HARRISON TOWNSHIP, Mich. – Lake St. Clair should produce quality smallmouth – along with the potential for some solid largemouth as well – when action gets underway June 25 at the Phoenix Bass Fishing League Presented by T-H Marine Michigan Division opener. Fish will be in their summer haunts and plentiful (as long as Mother Nature cooperates).
Phoenix Bass Fishing League Presented by T-H Marine Michigan Division
Lake St. Clair
Harrison Township, Mich.
June 25, 2022
Lake St. Clair is located about 6 miles northeast of downtown Detroit, Michigan, and Windsor, Ontario, Canada. Along with the St. Clair River and Detroit River, Lake St. Clair is connected to Lake Huron to the north and Lake Erie to the south.
Its total surface area is about 430 square miles, with an average depth around 11 feet. This large bowl-shaped lake is noted for sand and grass flats that hold an abundance of fish. The primary baitfish are yellow perch, but gobies and some alewives also provide forage for both smallmouth and largemouth.

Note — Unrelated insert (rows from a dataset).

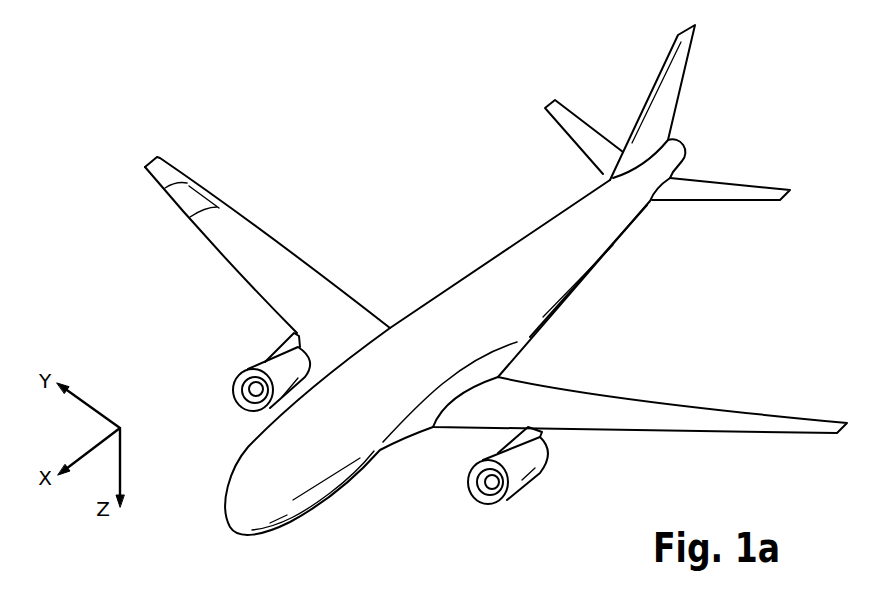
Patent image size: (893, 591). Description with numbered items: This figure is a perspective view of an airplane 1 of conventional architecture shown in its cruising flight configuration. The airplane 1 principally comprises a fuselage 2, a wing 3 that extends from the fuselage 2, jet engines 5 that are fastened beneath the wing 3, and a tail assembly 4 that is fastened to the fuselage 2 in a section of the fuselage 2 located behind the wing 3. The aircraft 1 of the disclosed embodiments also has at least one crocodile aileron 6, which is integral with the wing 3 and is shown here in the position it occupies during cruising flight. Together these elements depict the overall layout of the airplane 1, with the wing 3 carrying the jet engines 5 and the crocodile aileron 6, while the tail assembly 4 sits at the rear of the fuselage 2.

The airplane 1 is at (435, 228).
The fuselage 2 is at (553, 280).
The wing 3 is at (640, 420).
The tail assembly 4 is at (722, 113).
The jet engines 5 is at (535, 477).
The crocodile aileron 6 is at (207, 192).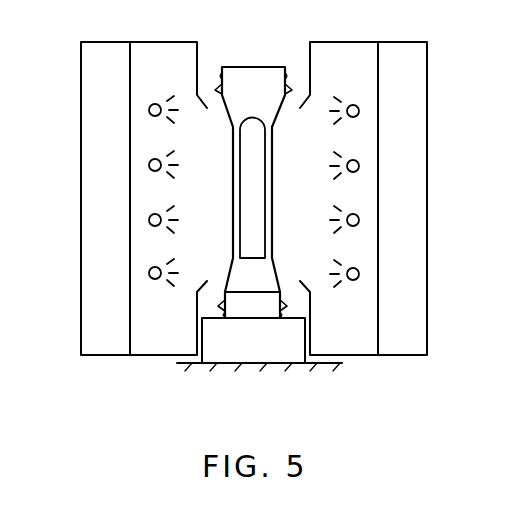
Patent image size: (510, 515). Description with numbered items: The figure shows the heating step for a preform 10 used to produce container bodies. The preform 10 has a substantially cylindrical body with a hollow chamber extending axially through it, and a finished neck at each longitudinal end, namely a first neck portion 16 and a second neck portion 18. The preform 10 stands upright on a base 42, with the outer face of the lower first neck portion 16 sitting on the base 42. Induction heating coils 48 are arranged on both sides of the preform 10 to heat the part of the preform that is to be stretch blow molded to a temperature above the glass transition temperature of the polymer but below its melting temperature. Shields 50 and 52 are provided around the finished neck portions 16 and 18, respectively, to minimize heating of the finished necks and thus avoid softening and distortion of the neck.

The preform 10 is at (272, 207).
The first neck portion 16 is at (220, 308).
The second neck portion 18 is at (285, 66).
The base 42 is at (233, 355).
The induction heating coils 48 is at (149, 219).
The shield 50 is at (312, 300).
The shield 52 is at (197, 72).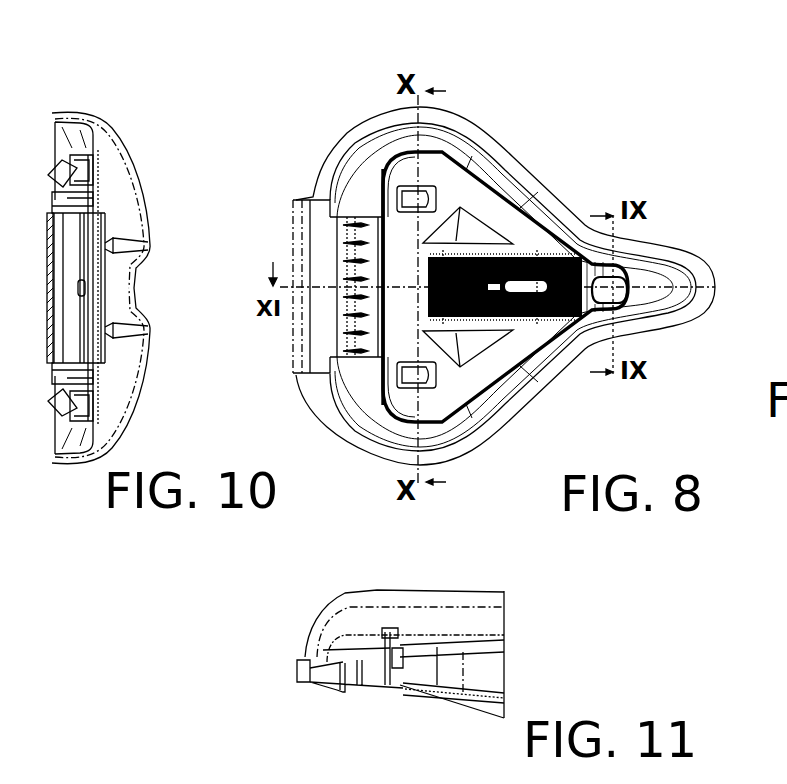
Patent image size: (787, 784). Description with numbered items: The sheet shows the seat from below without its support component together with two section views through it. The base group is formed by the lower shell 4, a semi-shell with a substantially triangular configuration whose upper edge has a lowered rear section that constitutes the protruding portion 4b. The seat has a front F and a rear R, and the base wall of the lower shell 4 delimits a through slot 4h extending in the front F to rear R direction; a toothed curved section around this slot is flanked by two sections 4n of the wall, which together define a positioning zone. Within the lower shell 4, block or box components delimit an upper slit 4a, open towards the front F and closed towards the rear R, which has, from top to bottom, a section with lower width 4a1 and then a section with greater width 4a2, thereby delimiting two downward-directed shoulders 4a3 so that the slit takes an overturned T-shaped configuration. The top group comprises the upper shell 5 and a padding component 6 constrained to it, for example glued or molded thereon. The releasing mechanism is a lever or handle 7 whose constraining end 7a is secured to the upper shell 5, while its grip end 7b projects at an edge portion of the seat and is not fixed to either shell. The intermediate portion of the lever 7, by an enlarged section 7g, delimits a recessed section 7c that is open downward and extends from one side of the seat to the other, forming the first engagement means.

In FIG. 8, the lower shell 4 is at (463, 393).
In FIG. 10, the upper slit 4a is at (62, 383).
In FIG. 10, the section with lower width 4a1 is at (93, 200).
In FIG. 10, the section with greater width 4a2 is at (55, 212).
In FIG. 10, the shoulders 4a3 is at (53, 205).
In FIG. 11, the protruding portion 4b is at (402, 660).
In FIG. 8, the through slot 4h is at (520, 285).
In FIG. 8, the sections of the base wall 4n is at (534, 258).
In FIG. 11, the sections of the base wall 4n is at (490, 693).
In FIG. 8, the upper shell 5 is at (378, 406).
In FIG. 8, the padding component 6 is at (690, 258).
In FIG. 8, the lever or handle 7 is at (312, 243).
In FIG. 11, the lever or handle 7 is at (340, 692).
In FIG. 11, the constraining end 7a is at (504, 650).
In FIG. 11, the grip end 7b is at (299, 670).
In FIG. 10, the recessed section 7c is at (104, 196).
In FIG. 11, the recessed section 7c is at (388, 660).
In FIG. 11, the enlarged section 7g is at (400, 648).
In FIG. 8, the rear R is at (295, 198).
In FIG. 8, the front F is at (716, 287).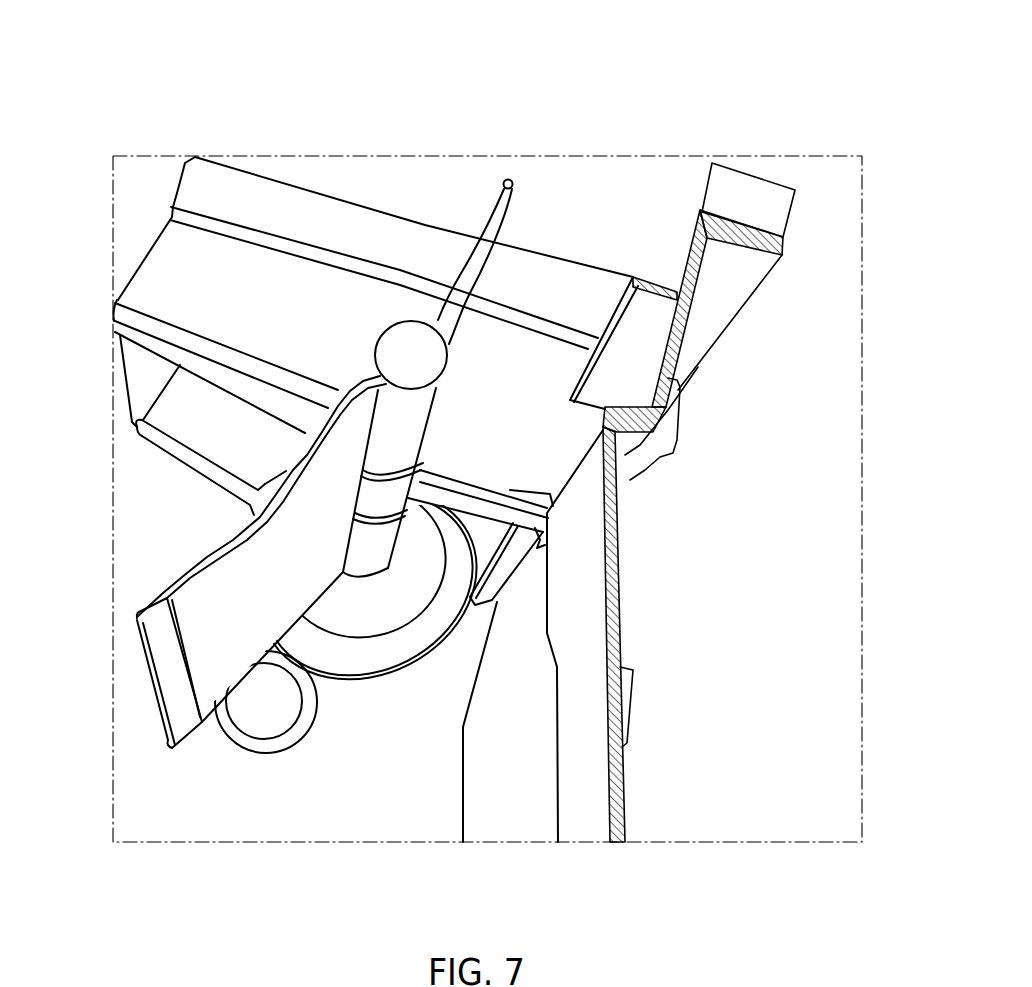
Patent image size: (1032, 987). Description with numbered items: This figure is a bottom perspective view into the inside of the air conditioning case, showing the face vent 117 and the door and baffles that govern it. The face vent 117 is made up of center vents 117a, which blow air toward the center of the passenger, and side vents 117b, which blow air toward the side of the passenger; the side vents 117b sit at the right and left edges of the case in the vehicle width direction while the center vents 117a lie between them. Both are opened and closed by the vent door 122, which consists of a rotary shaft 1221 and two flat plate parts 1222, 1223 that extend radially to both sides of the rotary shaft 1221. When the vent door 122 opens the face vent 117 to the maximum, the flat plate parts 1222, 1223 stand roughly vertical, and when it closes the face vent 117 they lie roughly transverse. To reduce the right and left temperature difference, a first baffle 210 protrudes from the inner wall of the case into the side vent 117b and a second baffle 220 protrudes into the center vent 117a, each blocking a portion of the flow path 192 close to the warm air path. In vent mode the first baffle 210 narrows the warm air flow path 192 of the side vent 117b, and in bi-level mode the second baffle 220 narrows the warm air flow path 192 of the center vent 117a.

The face vent 117 is at (326, 299).
The center vent 117a is at (215, 292).
The side vent 117b is at (216, 437).
The vent door 122 is at (188, 742).
The rotary shaft 1221 is at (403, 343).
The flat plate part 1222 is at (472, 262).
The flat plate part 1223 is at (266, 612).
The flow path 192 is at (527, 412).
The second baffle 220 is at (657, 273).
The first baffle 210 is at (503, 560).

Lifetime Michigan resident and Bass Pro Tour angler Jonathon VanDam has chased bass on St. Clair for many years. He’s expecting the Michigan Division anglers who finish in the Top 10 to weigh some impressive limits.
“I think it will take north of 20 pounds to do well,” VanDam said. “There have been weights around 27 or 28 pounds for a five-fish day recently out of St. Clair. I feel that to be in the Top 10, an angler will likely need 23 pounds. And to feel confident they can win, 25 pounds or more.”
Both smallmouth and largemouth are available, but likely smallmouth will be the dominant fish chased by the BFL anglers, primarily because the average size is noticeably bigger.
“Largemouth came into play last year at the Bass Pro Tour event, but this tournament will likely be won with smallmouth, “VanDam said. “They’re just bigger and healthier in general. Seeing some of those quality largemouth (last year) opened my eyes to what a terrific largemouth fishery this is developing into, The water has been really high the last few years. That high water has provided largemouth with lots of good spawn area and cover, but the smallmouth are still dominant (in tournaments).”
Smallmouth should be caught on deeper flats (although the entire lake is essentially a gigantic flat). Successful anglers will likely target the 16- to 18-foot depths, looking for weed clumps or open spots in the sand and grass.
VanDam feels anglers should stay put and work an area over if they get a quality bite or two.
“Once you get a quality bite or two, like a 4-pound bass or larger, it’s a good idea to stay put and fish the area thoroughly,” VanDam confirmed. “Getting in the right area is so important on St. Clair. These fish group with fish of the same size. Find an area with a few good bites, hunker down, and work through it. The pods of fish don’t roam a lot, and generally stay in the area.”
Since smallmouth bass located in deeper flats will be the primary target according to VanDam, he feels you should stick with a handful of techniques for success.
“I think the drop-shot, Ned rig, and maybe a spybait will work,” said VanDam. “Of course a classic Great Lakes tube is always good, and really underrated.”